Giter Club home page Giter Club logo

selfservicekiosk-audio-streaming's Introduction

License

Google Cloud / Dialogflow - Self Service Kiosk Demo

Open in Cloud Shell

A best practice for streaming audio from a browser microphone to Dialogflow or Google Cloud STT by using websockets.

Airport SelfService Kiosk demo, to demonstrate how microphone streaming to GCP works, from a web application.

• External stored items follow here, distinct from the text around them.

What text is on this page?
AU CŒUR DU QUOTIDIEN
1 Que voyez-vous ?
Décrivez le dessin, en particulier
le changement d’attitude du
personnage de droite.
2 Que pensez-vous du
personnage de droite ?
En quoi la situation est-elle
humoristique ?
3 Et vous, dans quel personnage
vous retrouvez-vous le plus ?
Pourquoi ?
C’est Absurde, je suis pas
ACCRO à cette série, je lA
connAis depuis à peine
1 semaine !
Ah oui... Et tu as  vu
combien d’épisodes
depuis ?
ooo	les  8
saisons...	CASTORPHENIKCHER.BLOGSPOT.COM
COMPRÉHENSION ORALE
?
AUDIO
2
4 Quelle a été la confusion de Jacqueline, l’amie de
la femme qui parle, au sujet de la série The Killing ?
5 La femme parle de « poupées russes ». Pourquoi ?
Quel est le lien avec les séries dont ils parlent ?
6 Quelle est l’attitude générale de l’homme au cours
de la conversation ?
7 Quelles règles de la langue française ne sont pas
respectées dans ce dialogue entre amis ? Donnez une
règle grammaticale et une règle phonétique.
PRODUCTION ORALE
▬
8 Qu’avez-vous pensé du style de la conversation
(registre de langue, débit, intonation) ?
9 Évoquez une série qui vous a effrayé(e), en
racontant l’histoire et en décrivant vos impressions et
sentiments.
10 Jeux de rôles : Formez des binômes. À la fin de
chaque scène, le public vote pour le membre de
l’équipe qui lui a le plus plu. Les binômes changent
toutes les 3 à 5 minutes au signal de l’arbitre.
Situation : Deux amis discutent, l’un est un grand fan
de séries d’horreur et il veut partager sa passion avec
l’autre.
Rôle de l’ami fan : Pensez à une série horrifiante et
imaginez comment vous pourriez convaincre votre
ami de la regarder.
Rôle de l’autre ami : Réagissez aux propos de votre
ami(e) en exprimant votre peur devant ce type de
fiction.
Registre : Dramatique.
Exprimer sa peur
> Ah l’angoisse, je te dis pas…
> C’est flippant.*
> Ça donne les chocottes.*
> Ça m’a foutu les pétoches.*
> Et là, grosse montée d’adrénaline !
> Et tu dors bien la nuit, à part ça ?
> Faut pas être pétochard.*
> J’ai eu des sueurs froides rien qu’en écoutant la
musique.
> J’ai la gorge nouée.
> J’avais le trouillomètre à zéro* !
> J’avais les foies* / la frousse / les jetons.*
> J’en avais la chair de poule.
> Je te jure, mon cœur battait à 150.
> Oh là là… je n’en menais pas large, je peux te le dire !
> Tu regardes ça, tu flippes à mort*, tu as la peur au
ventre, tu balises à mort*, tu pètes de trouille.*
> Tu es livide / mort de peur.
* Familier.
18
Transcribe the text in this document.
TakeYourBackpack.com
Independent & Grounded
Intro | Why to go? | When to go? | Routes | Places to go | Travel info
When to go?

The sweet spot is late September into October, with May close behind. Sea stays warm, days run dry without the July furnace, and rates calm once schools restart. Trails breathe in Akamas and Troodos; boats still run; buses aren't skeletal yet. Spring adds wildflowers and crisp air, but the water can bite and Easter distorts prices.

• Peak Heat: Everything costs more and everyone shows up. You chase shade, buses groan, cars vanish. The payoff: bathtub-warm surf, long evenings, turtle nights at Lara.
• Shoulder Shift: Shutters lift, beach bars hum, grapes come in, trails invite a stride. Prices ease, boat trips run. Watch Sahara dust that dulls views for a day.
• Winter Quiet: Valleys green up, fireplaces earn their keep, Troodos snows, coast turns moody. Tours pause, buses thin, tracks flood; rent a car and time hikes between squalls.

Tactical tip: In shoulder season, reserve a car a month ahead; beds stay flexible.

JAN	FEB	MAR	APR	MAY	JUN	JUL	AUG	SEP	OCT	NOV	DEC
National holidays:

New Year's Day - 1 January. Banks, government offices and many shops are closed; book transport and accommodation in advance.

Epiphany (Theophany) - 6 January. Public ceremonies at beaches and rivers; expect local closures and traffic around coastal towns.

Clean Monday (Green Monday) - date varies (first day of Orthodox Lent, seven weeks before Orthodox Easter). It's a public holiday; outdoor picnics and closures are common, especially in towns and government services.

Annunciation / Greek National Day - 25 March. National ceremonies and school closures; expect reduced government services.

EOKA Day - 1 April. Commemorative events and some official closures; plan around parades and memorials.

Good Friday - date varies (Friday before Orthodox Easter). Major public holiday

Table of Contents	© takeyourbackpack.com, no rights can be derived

It makes use of the following GCP resources:

  • Dialogflow & Knowledge Bases
  • Speech to Text
  • Text to Speech
  • Translate API
  • (optionally) App Engine Flex

In this demo, you can start recording your voice, it will display answers on a screen and synthesize the speech.

alt text

alt text

Live demo

A working demo can be found here: http://selfservicedesk.appspot.com/

Blog posts

I wrote very extensive blog articles on how to setup your streaming project. Want to exactly learn how this code works? Have a start here:

Blog 1: Introduction to the GCP conversational AI components, and integrating your own voice AI in a web app.
Blog 2: Building a client-side web application which streams audio from a browser microphone to a server.
Blog 3: Building a web server which receives a browser microphone stream and uses Dialogflow or the Speech to Text API for retrieving text results.
Blog 4: Getting Audio Data from Text (Text to Speech) and play it in your browser.

Slides & Video

There's a presentation and a video that accompanies the tutorial.

Slidedeck AudioStreaming

Setup Local Environment

Get a Node.js environment

  1. apt-get install nodejs -y

  2. apt-get npm

Get an Angular environment

  1. sudo npm install -g @angular/cli

Clone Repo

  1. git clone https://github.com/dialogflow/selfservicekiosk-audio-streaming.git selfservicekiosk

  2. Set the PROJECT_ID variable: export PROJECT_ID=[gcp-project-id]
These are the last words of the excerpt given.